The process of setting up a child savings account is fairly straightforward and not too different from opening an account for someone of any age. As a best practice, this effort should always start with doing your homework and finding an account option that appeals to you and fits your child’s financial needs and banking style. After you’ve decided on a specific account, make sure you have all the documentation needed to proceed.

1. Explore your options

There are numerous child savings accounts on the market. So taking the time to research and review your choices can really pay off.

“When looking for a savings account, think about the factors that are important to your family – is there a maximum withdrawal limit? Is the savings account free and without fees? Is there a mobile app with features that allow for easy banking access? Is it insured by the FDIC?” Morgan suggests.

As with any type of deposit account, it’s a good idea to find an option that offers benefits like minimal fees along with generous interest rates.

2. Gather documentation

Similar to any other type of financial account, you will need to provide a variety of documents to open a child savings account.

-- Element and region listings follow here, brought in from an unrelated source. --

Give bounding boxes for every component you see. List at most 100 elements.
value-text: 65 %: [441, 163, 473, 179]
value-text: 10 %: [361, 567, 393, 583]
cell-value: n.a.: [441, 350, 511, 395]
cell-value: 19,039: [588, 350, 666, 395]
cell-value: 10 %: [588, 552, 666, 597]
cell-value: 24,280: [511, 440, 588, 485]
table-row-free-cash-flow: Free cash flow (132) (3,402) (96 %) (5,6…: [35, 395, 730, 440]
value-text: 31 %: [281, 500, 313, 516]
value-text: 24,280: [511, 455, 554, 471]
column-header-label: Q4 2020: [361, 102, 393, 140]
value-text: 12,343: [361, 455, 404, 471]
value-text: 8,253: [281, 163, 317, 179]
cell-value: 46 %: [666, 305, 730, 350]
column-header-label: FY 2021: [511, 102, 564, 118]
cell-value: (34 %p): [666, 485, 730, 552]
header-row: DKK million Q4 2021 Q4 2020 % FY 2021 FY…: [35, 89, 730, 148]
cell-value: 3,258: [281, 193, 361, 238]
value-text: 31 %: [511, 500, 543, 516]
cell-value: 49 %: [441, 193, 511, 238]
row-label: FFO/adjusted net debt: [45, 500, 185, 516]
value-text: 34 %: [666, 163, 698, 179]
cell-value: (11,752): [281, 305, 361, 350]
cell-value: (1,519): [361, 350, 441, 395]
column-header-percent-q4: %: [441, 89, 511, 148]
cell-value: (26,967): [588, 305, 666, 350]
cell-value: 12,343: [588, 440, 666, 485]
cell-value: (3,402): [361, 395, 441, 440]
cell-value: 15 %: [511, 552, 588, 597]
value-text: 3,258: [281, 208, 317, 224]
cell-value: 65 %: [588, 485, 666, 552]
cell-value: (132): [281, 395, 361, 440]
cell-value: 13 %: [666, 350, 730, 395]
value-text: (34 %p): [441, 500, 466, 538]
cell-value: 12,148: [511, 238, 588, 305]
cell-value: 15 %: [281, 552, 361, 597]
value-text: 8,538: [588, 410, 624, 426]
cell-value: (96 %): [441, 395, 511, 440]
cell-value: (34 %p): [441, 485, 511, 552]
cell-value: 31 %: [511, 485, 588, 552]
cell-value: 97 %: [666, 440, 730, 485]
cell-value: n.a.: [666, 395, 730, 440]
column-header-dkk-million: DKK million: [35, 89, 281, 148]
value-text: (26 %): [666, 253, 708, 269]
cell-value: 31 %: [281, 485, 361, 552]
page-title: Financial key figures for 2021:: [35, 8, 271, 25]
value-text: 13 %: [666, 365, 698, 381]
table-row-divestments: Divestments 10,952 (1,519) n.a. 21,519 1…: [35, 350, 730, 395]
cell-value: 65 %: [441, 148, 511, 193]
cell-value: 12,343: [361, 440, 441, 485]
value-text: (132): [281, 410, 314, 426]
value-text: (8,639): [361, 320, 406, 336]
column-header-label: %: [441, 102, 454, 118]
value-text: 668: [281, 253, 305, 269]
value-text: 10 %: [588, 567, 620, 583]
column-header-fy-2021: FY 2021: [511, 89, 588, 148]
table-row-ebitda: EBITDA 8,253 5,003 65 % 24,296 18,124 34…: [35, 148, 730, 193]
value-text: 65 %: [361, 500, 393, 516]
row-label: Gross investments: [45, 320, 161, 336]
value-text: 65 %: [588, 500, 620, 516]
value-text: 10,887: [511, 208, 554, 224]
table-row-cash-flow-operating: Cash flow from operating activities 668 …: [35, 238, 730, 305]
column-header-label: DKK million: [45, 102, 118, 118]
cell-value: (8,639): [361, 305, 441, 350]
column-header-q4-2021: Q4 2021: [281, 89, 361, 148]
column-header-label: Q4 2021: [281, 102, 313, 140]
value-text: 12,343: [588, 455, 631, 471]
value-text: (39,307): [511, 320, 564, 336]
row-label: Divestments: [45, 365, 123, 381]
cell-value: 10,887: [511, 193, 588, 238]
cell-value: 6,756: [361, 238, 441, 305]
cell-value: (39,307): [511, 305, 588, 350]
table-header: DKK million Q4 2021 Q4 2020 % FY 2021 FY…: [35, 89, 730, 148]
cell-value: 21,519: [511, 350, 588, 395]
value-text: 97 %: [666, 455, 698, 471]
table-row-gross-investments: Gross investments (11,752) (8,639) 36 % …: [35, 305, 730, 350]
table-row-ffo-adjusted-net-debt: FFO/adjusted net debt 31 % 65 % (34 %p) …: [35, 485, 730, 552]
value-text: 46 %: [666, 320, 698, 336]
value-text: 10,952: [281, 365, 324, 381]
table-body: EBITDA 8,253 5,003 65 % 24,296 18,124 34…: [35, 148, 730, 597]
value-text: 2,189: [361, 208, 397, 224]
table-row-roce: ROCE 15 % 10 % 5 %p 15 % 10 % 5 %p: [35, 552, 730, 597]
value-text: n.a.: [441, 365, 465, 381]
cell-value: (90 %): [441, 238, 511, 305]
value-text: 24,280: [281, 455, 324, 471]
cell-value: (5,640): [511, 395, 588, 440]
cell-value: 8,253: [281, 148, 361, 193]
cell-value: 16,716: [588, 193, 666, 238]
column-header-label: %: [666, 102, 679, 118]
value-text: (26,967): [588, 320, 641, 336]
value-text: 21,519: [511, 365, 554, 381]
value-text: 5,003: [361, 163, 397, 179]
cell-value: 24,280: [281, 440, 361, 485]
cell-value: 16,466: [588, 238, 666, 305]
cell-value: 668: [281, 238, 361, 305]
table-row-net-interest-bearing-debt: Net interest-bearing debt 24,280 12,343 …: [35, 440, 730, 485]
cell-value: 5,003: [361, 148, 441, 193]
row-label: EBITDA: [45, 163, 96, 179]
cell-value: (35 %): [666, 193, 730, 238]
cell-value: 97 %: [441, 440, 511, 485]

Requirements may vary slightly from financial institution to financial institution, but you will typically be required to provide information about yourself and the minor for whom the account is intended.

“As an adult, you will need identification information such as a driver’s license, passport or government issued ID. You may also need information to identify your child. If they are too young to be licensed, this may include a birth certificate,” says Brittany Pederson, director of deposits and payments at Georgia’s Own Credit Union.

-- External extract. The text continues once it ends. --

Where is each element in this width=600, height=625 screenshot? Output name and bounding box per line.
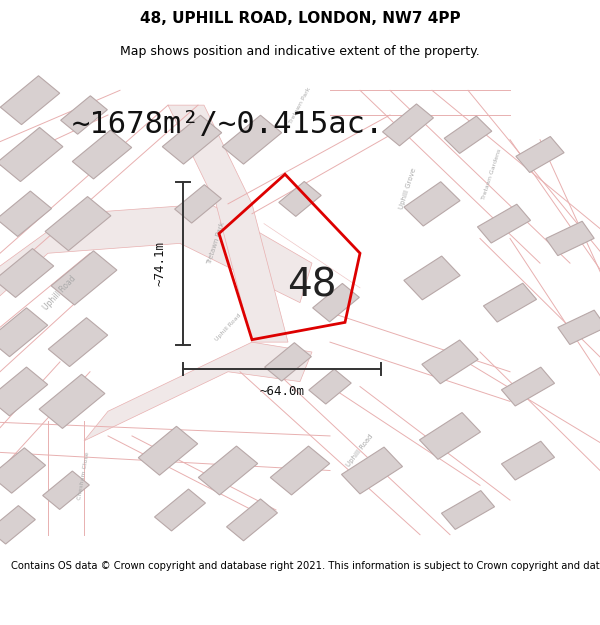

3. Make an initial deposit

Once you’ve selected and set up an account, it’s time to make an initial deposit. You might even want to create recurring automatic deposits from another linked checking or savings account.

At this point, talk to your child about how often they might want or should contribute, how they can earn money for the savings fund, and what goals they might have with it. “Help your child plan what to do with their money,” says Gromada.

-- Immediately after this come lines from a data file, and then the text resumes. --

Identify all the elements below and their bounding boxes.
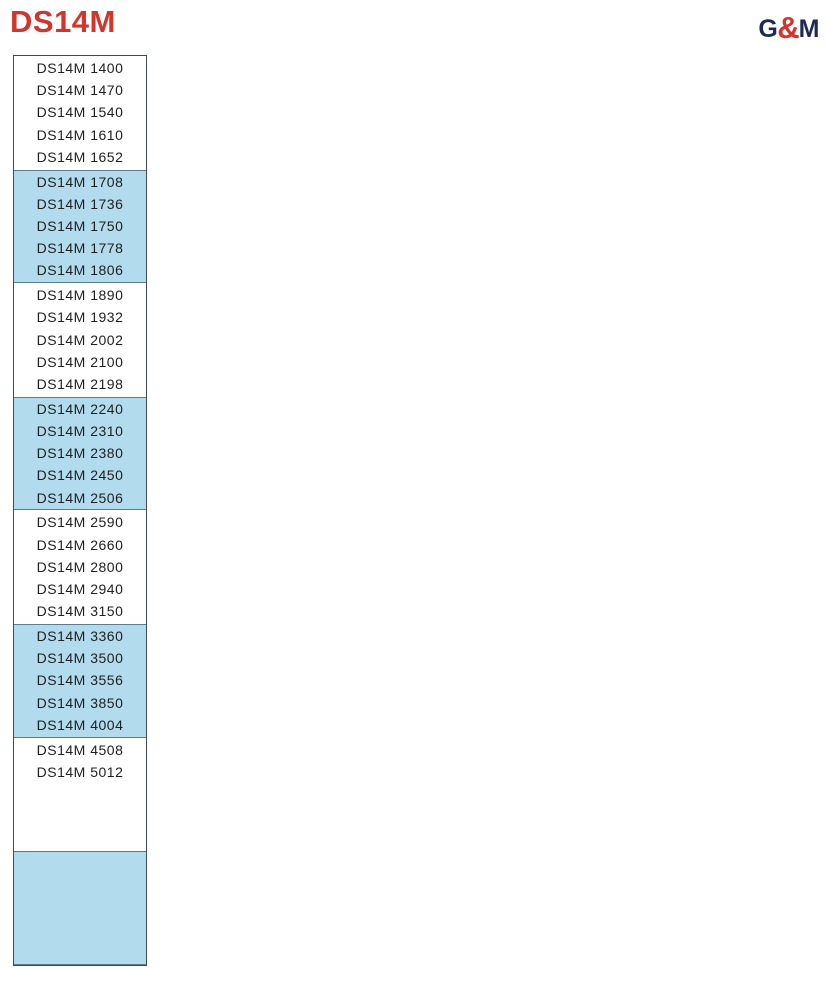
model-item-link[interactable]: DS14M 1750 xyxy=(36,217,124,234)
model-item-link[interactable]: DS14M 2310 xyxy=(36,422,124,439)
logo-letter-g: G xyxy=(758,15,779,43)
model-item-link[interactable]: DS14M 3500 xyxy=(36,650,124,667)
model-item-link[interactable]: DS14M 1470 xyxy=(36,82,124,99)
model-item-link[interactable]: DS14M 5012 xyxy=(36,763,124,780)
model-group-highlighted xyxy=(14,851,146,965)
model-list: DS14M 1400 DS14M 1470 DS14M 1540 DS14M 1610… xyxy=(13,55,147,966)
model-item-link[interactable]: DS14M 2506 xyxy=(36,489,124,506)
model-item-link[interactable]: DS14M 2380 xyxy=(36,445,124,462)
model-group: DS14M 2590 DS14M 2660 DS14M 2800 DS14M 2940… xyxy=(14,510,146,624)
model-item-link[interactable]: DS14M 1610 xyxy=(36,126,124,143)
model-item-link[interactable]: DS14M 4004 xyxy=(36,716,124,733)
gm-brand-logo: G&M xyxy=(758,12,820,48)
logo-letter-m: M xyxy=(798,15,820,43)
model-item-link[interactable]: DS14M 2450 xyxy=(36,467,124,484)
model-group: DS14M 4508 DS14M 5012 xyxy=(14,738,146,852)
model-item-link[interactable]: DS14M 2800 xyxy=(36,558,124,575)
model-item-link[interactable]: DS14M 1932 xyxy=(36,309,124,326)
model-item-link[interactable]: DS14M 2240 xyxy=(36,400,124,417)
model-item-link[interactable]: DS14M 3556 xyxy=(36,672,124,689)
model-item-link[interactable]: DS14M 1540 xyxy=(36,104,124,121)
model-item-link[interactable]: DS14M 1400 xyxy=(36,60,124,76)
model-item-link[interactable]: DS14M 3150 xyxy=(36,603,124,620)
model-item-link[interactable]: DS14M 1708 xyxy=(36,173,124,190)
model-item-link[interactable]: DS14M 2100 xyxy=(36,353,124,370)
model-item-link[interactable]: DS14M 2590 xyxy=(36,514,124,531)
model-group: DS14M 1400 DS14M 1470 DS14M 1540 DS14M 1610… xyxy=(14,56,146,170)
model-group-highlighted: DS14M 3360 DS14M 3500 DS14M 3556 DS14M 3850… xyxy=(14,623,146,738)
model-item-link[interactable]: DS14M 2660 xyxy=(36,536,124,553)
model-item-link[interactable]: DS14M 4508 xyxy=(36,741,124,758)
model-item-link[interactable]: DS14M 3850 xyxy=(36,694,124,711)
model-item-link[interactable]: DS14M 1778 xyxy=(36,240,124,257)
model-item-link[interactable]: DS14M 1652 xyxy=(36,148,124,165)
page-title: DS14M xyxy=(10,4,116,39)
model-item-link[interactable]: DS14M 1736 xyxy=(36,195,124,212)
model-item-link[interactable]: DS14M 2002 xyxy=(36,331,124,348)
model-item-link[interactable]: DS14M 1806 xyxy=(36,262,124,279)
logo-ampersand: & xyxy=(777,10,800,45)
model-item-link[interactable]: DS14M 3360 xyxy=(36,627,124,644)
model-group-highlighted: DS14M 2240 DS14M 2310 DS14M 2380 DS14M 2450… xyxy=(14,396,146,511)
model-item-link[interactable]: DS14M 1890 xyxy=(36,287,124,304)
model-group: DS14M 1890 DS14M 1932 DS14M 2002 DS14M 2100… xyxy=(14,283,146,397)
model-item-link[interactable]: DS14M 2198 xyxy=(36,375,124,392)
model-group-highlighted: DS14M 1708 DS14M 1736 DS14M 1750 DS14M 1778… xyxy=(14,169,146,284)
model-item-link[interactable]: DS14M 2940 xyxy=(36,580,124,597)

What to look for in a savings account for a child?

In addition to the features already mentioned to look out for (e.g. minimal fees and no account balance requirements), some other offers may be particularly suitable for accounts opened for the benefit of minors.

For example, some accounts offer special parental monitoring features that allow tracking where money is being spent and how much is being spent on a single transaction. Some accounts even send text notifications to your phone when a certain spending threshold is exceeded.

It can also be a good idea to find an account that can be linked to your own existing accounts to facilitate transferring funds when needed. Mobile apps linked to the bank account you open can also be a great visual tool for young learners.

“Finding a provider with a modern mobile app capability gives both kids and parents easy banking access and provides instant notifications for all connected phones,” says Morgan.

When opening a savings account for a child, it can also be important to identify a financial institution that has a local physical presence. In this way, you can take your child to the bank and teach them how to make a deposit in an even more practical way.

“Also, you should look for incentives like savings bonuses that are tied to the account,” says Pederson. “Finally, many youth accounts offer free financial education in the form of newsletters, blogs, and videos.”

take that away

Opening a savings account for a child is a valuable step that opens up an opportunity to teach a young banker the importance of deferred payments, how compound interest works, and how to use money responsibly. There are a variety of savings account options for children, and opening these accounts can be done quickly and easily. Before you decide on an account, however, you should shop around and find one that offers the best options for your family’s goals and needs.